Backpropagation is nonlocal and might be a couple of orders of magnitude more efficient at learning than whatever it is that brain does. Evolution wouldn’t have been able to take advantage of that, because brains are local. If that holds, it eats up most of the difference.
But also the output of GPT-3 is pretty impressive, I think it’s on its own a strong argument that if it got the right datasets (the kind that are only feasible to generate automatically with a similar system) and slightly richer modalities (like multiple snippets of text and not one), it would be able to learn to maintain coherent thought. That’s the kind of missing algorithms I’m thinking about, generation of datasets and retraining on them, which might require as little as hundreds of cycles of training needed for vanilla GPT-3 to make it stop wandering wildly off-topic, get the point more robustly, and distinguish fiction from reality. Or whatever other crucial faculties that are currently in disarray but could be trained with an appropriate dataset that can be generated with what it already got.
Deep learning/backprop has way more people devoted to improving its efficiency than Hebbian learning.
Those 100x slowdown results were for a Hebbian learner trying to imitate backprop, not learn as efficiently as possible.
Why would training GPT-3 on its own output improve it at all?

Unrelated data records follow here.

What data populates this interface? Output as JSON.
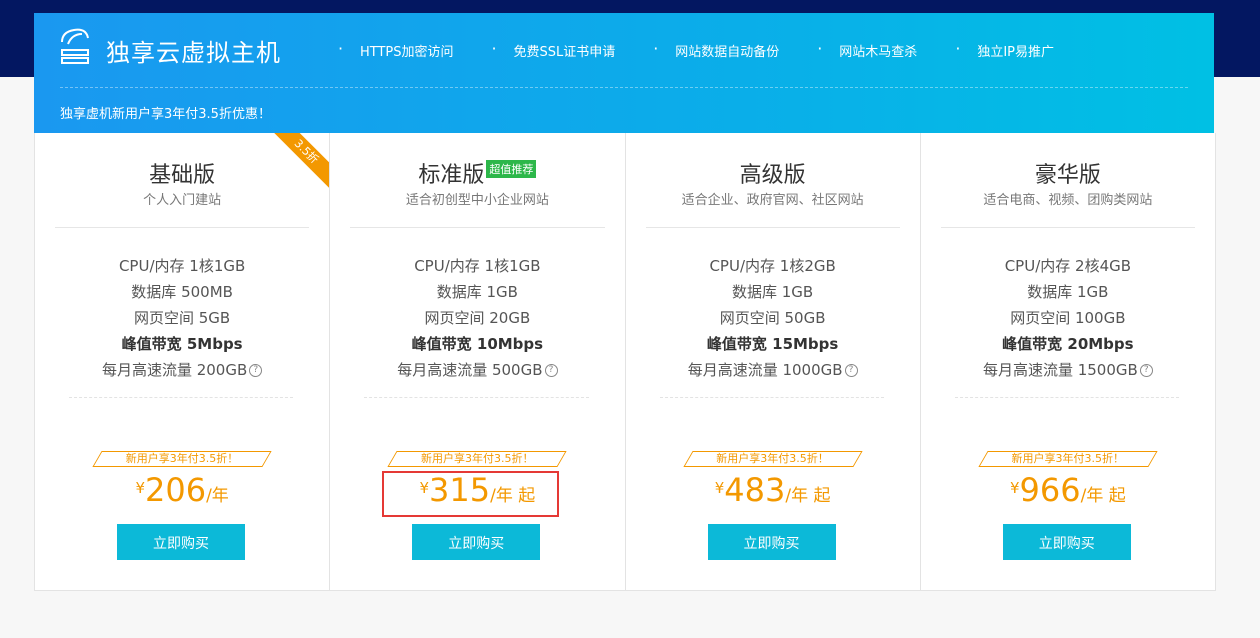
{
  "header": {
    "brand": "独享云虚拟主机",
    "features": [
      "HTTPS加密访问",
      "免费SSL证书申请",
      "网站数据自动备份",
      "网站木马查杀",
      "独立IP易推广"
    ],
    "promo": "独享虚机新用户享3年付3.5折优惠！"
  },
  "plans": [
    {
      "name": "基础版",
      "ribbon": "3.5折",
      "desc": "个人入门建站",
      "specs": [
        "CPU/内存 1核1GB",
        "数据库 500MB",
        "网页空间 5GB",
        "峰值带宽 5Mbps",
        "每月高速流量 200GB"
      ],
      "discount": "新用户享3年付3.5折！",
      "currency": "¥",
      "price": "206",
      "unit": "/年",
      "button": "立即购买"
    },
    {
      "name": "标准版",
      "badge": "超值推荐",
      "desc": "适合初创型中小企业网站",
      "specs": [
        "CPU/内存 1核1GB",
        "数据库 1GB",
        "网页空间 20GB",
        "峰值带宽 10Mbps",
        "每月高速流量 500GB"
      ],
      "discount": "新用户享3年付3.5折！",
      "currency": "¥",
      "price": "315",
      "unit": "/年 起",
      "button": "立即购买"
    },
    {
      "name": "高级版",
      "desc": "适合企业、政府官网、社区网站",
      "specs": [
        "CPU/内存 1核2GB",
        "数据库 1GB",
        "网页空间 50GB",
        "峰值带宽 15Mbps",
        "每月高速流量 1000GB"
      ],
      "discount": "新用户享3年付3.5折！",
      "currency": "¥",
      "price": "483",
      "unit": "/年 起",
      "button": "立即购买"
    },
    {
      "name": "豪华版",
      "desc": "适合电商、视频、团购类网站",
      "specs": [
        "CPU/内存 2核4GB",
        "数据库 1GB",
        "网页空间 100GB",
        "峰值带宽 20Mbps",
        "每月高速流量 1500GB"
      ],
      "discount": "新用户享3年付3.5折！",
      "currency": "¥",
      "price": "966",
      "unit": "/年 起",
      "button": "立即购买"
    }
  ],
  "help_glyph": "?",
  "colors": {
    "accent": "#f39800",
    "button": "#0cb9d8",
    "badge": "#2db74a",
    "highlight": "#e53935",
    "top_band": "#031761"
  }
}
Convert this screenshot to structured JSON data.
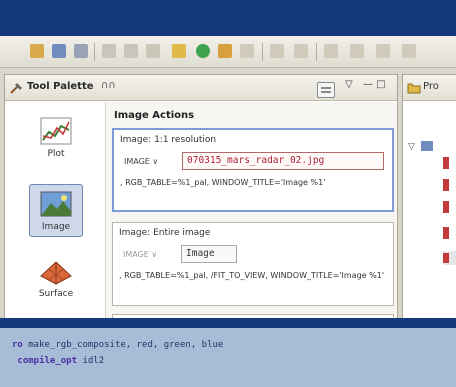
{
  "palette": {
    "title": "Tool Palette",
    "close_glyph": "∩∩",
    "min_glyph": "▽",
    "max_glyph": "— □"
  },
  "categories": [
    {
      "label": "Plot",
      "icon": "plot-icon"
    },
    {
      "label": "Image",
      "icon": "image-icon",
      "active": true
    },
    {
      "label": "Surface",
      "icon": "surface-icon"
    }
  ],
  "actions": {
    "heading": "Image Actions",
    "card1": {
      "title": "Image: 1:1 resolution",
      "param_label": "IMAGE ∨",
      "param_value": "070315_mars_radar_02.jpg",
      "extra": ", RGB_TABLE=%1_pal, WINDOW_TITLE='Image %1'"
    },
    "card2": {
      "title": "Image: Entire image",
      "param_label": "IMAGE ∨",
      "param_value": "Image",
      "extra": ", RGB_TABLE=%1_pal, /FIT_TO_VIEW, WINDOW_TITLE='Image %1'"
    }
  },
  "right_panel": {
    "title": "Pro"
  },
  "code": {
    "line1_kw": "ro",
    "line1_rest": " make_rgb_composite, red, green, blue",
    "line2_kw": " compile_opt",
    "line2_rest": " idl2"
  },
  "colors": {
    "banner": "#143a7b",
    "code_band": "#a7bcd7",
    "selection_border": "#7f9bd4",
    "param_text": "#b0203a"
  }
}
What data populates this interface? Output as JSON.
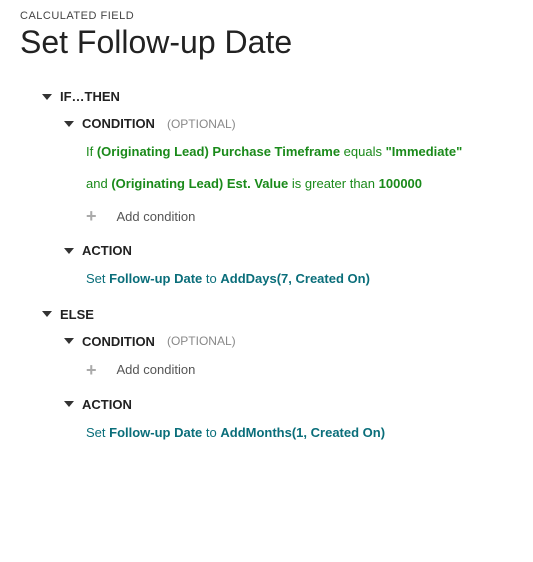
{
  "header_label": "CALCULATED FIELD",
  "title": "Set Follow-up Date",
  "ifthen": {
    "label": "IF…THEN",
    "condition": {
      "label": "CONDITION",
      "optional": "(OPTIONAL)",
      "line1": {
        "prefix": "If ",
        "field": "(Originating Lead) Purchase Timeframe",
        "op": " equals ",
        "value": "\"Immediate\""
      },
      "line2": {
        "prefix": "and ",
        "field": "(Originating Lead) Est. Value",
        "op": " is greater than ",
        "value": "100000"
      },
      "add": "Add condition"
    },
    "action": {
      "label": "ACTION",
      "prefix": "Set ",
      "field": "Follow-up Date",
      "to": " to ",
      "func": "AddDays(7, Created On)"
    }
  },
  "else": {
    "label": "ELSE",
    "condition": {
      "label": "CONDITION",
      "optional": "(OPTIONAL)",
      "add": "Add condition"
    },
    "action": {
      "label": "ACTION",
      "prefix": "Set ",
      "field": "Follow-up Date",
      "to": " to ",
      "func": "AddMonths(1, Created On)"
    }
  }
}
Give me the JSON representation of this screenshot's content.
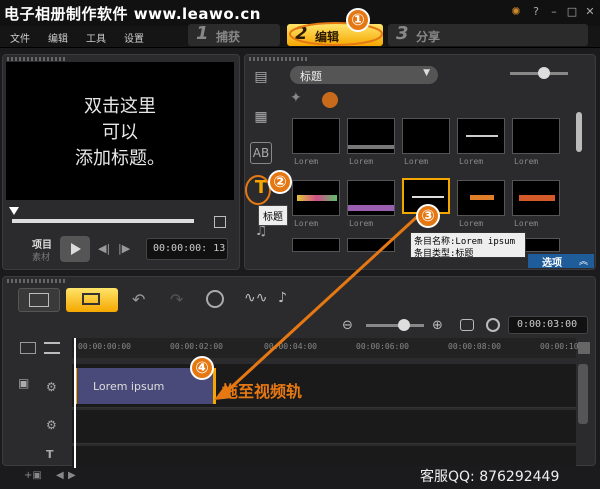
{
  "window": {
    "title": "电子相册制作软件 www.leawo.cn"
  },
  "menu": [
    "文件",
    "编辑",
    "工具",
    "设置"
  ],
  "steps": [
    {
      "num": "1",
      "label": "捕获"
    },
    {
      "num": "2",
      "label": "编辑"
    },
    {
      "num": "3",
      "label": "分享"
    }
  ],
  "preview": {
    "line1": "双击这里",
    "line2": "可以",
    "line3": "添加标题。",
    "mode_label": "项目",
    "mode_sub": "素材",
    "timecode": "00:00:00: 13"
  },
  "library": {
    "category": "标题",
    "tooltip": "标题",
    "options_label": "选项",
    "thumbs": [
      "Lorem",
      "Lorem",
      "Lorem",
      "Lorem",
      "Lorem",
      "Lorem",
      "Lorem",
      "Lorem",
      "Lorem",
      "Lorem"
    ],
    "info_name": "条目名称:Lorem ipsum",
    "info_type": "条目类型:标题"
  },
  "timeline": {
    "zoom_time": "0:00:03:00",
    "ticks": [
      "00:00:00:00",
      "00:00:02:00",
      "00:00:04:00",
      "00:00:06:00",
      "00:00:08:00",
      "00:00:10"
    ],
    "clip_text": "Lorem ipsum"
  },
  "annotations": {
    "c1": "①",
    "c2": "②",
    "c3": "③",
    "c4": "④",
    "drag_text": "拖至视频轨",
    "support": "客服QQ: 876292449"
  },
  "colors": {
    "accent": "#f5a700",
    "callout": "#e67813",
    "clip": "#4a4a7a"
  }
}
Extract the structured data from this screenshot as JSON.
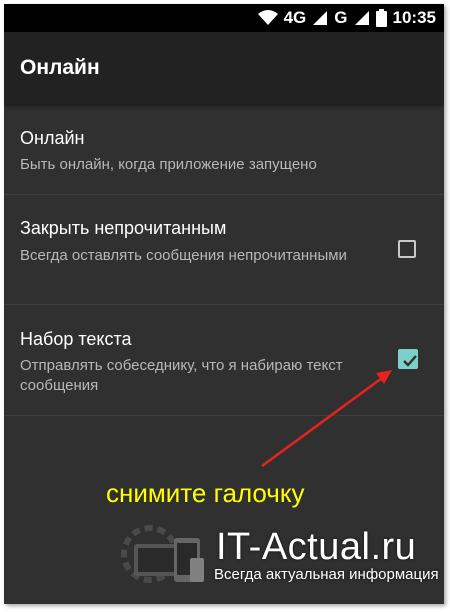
{
  "status_bar": {
    "network": "4G",
    "network2": "G",
    "time": "10:35",
    "icons": [
      "wifi-icon",
      "signal-icon",
      "signal-icon-2",
      "battery-icon"
    ]
  },
  "app_bar": {
    "title": "Онлайн"
  },
  "preferences": [
    {
      "title": "Онлайн",
      "summary": "Быть онлайн, когда приложение запущено"
    },
    {
      "title": "Закрыть непрочитанным",
      "summary": "Всегда оставлять сообщения непрочитанными",
      "checked": false
    },
    {
      "title": "Набор текста",
      "summary": "Отправлять собеседнику, что я набираю текст сообщения",
      "checked": true
    }
  ],
  "annotation": {
    "text": "снимите галочку",
    "color": "#ffff00",
    "arrow_color": "#e8231f"
  },
  "watermark": {
    "name": "IT-Actual.ru",
    "tagline": "Всегда актуальная информация"
  },
  "colors": {
    "background": "#303030",
    "app_bar": "#222222",
    "accent": "#7dcfc7"
  }
}
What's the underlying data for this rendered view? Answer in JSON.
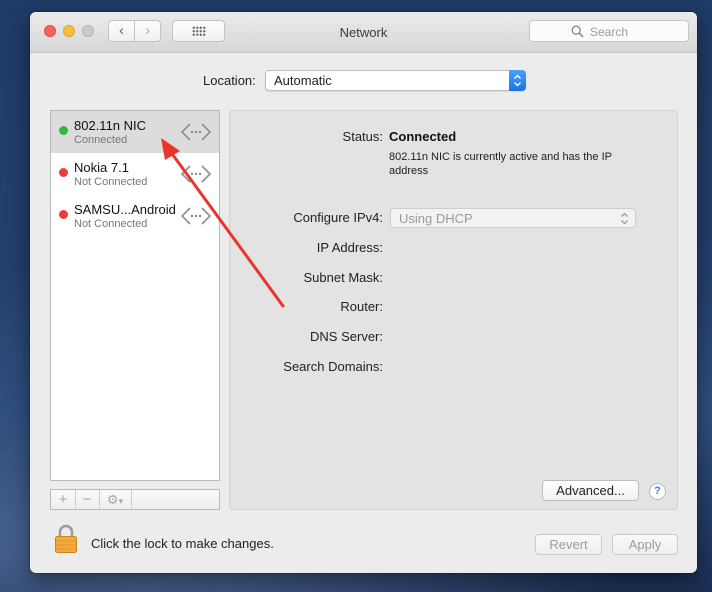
{
  "window": {
    "title": "Network",
    "search_placeholder": "Search"
  },
  "location": {
    "label": "Location:",
    "value": "Automatic"
  },
  "services": [
    {
      "name": "802.11n NIC",
      "status": "Connected",
      "status_color": "#2dbb3a",
      "selected": true
    },
    {
      "name": "Nokia 7.1",
      "status": "Not Connected",
      "status_color": "#ee3c38",
      "selected": false
    },
    {
      "name": "SAMSU...Android",
      "status": "Not Connected",
      "status_color": "#ee3c38",
      "selected": false
    }
  ],
  "list_footer": {
    "add": "+",
    "remove": "−",
    "gear": "⚙"
  },
  "details": {
    "status_label": "Status:",
    "status_value": "Connected",
    "status_description": "802.11n NIC is currently active and has the IP address",
    "configure_ipv4_label": "Configure IPv4:",
    "configure_ipv4_value": "Using DHCP",
    "ip_address_label": "IP Address:",
    "subnet_mask_label": "Subnet Mask:",
    "router_label": "Router:",
    "dns_server_label": "DNS Server:",
    "search_domains_label": "Search Domains:",
    "advanced_button": "Advanced...",
    "help_button": "?"
  },
  "footer": {
    "lock_text": "Click the lock to make changes.",
    "revert_button": "Revert",
    "apply_button": "Apply"
  },
  "colors": {
    "annotation_arrow": "#e8352a",
    "accent_blue": "#1a74ea"
  }
}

Scaling laws indicate there’s only so much that more training data can do for you, and artificial data generated by GPT-3 would have worse long term coherence than real data.
Self-distillation is a thing, even outside a DRL setting. (“Best-of” sampling is similar to self-distillation in being a way to get better output out of GPT-3 using just GPT-3.) There’s also an issue of “sampling can prove the presence of knowledge but not the absence” in terms of unlocking abilities that you haven’t prompted—in a very timely paper yesterday, OA demonstrates that GPT-3 models have much better translation abilities than anyone realized, and you can train on its own output to improve its zero-shot translation to English & make that power accessible: “Unsupervised Neural Machine Translation with Generative Language Models Only”, Han et al 2021.
You generate better datasets for playing chess by making a promising move (which is hard to get right without already having trained on a good dataset) and then seeing whether the outcome looks more like winning than for other promising moves (which is easier to check, with blitz games by the same model). The blitz games start out chaotic as well, not predicting actual worth of a move very well, but with each pass of this process the dataset improves, as does the model’s ability to generate even better datasets by playing better blitz.
For language, this could be something like using prompts to set up additional context, generating perhaps a single token continuing some sequence, and evaluating it by continuing it to a full sentence/paragraph and then asking the system what it thinks about the result in some respect. Nobody knows how to do this well for language, to actually get better and not just finetune for some aspect of what’s already there, hence the missing algorithms. (This is implicit in a lot of alignment talk, see for example amplification and debate.) The point for timelines is that this doesn’t incur enormous overhead.
These are all terrible arguments: the 100x slowdown for a vaguely relevant algorithm, the power of evolution, the power of more people working on backprop, the esimates of brain compute themselves. The point is, nonlocality of backprop makes relevance of its compute parity with evolved learning another terrible argument, and the 100x figure is an anchor for this aspect usually not taken into account when applying estimates of brain compute to machine learning.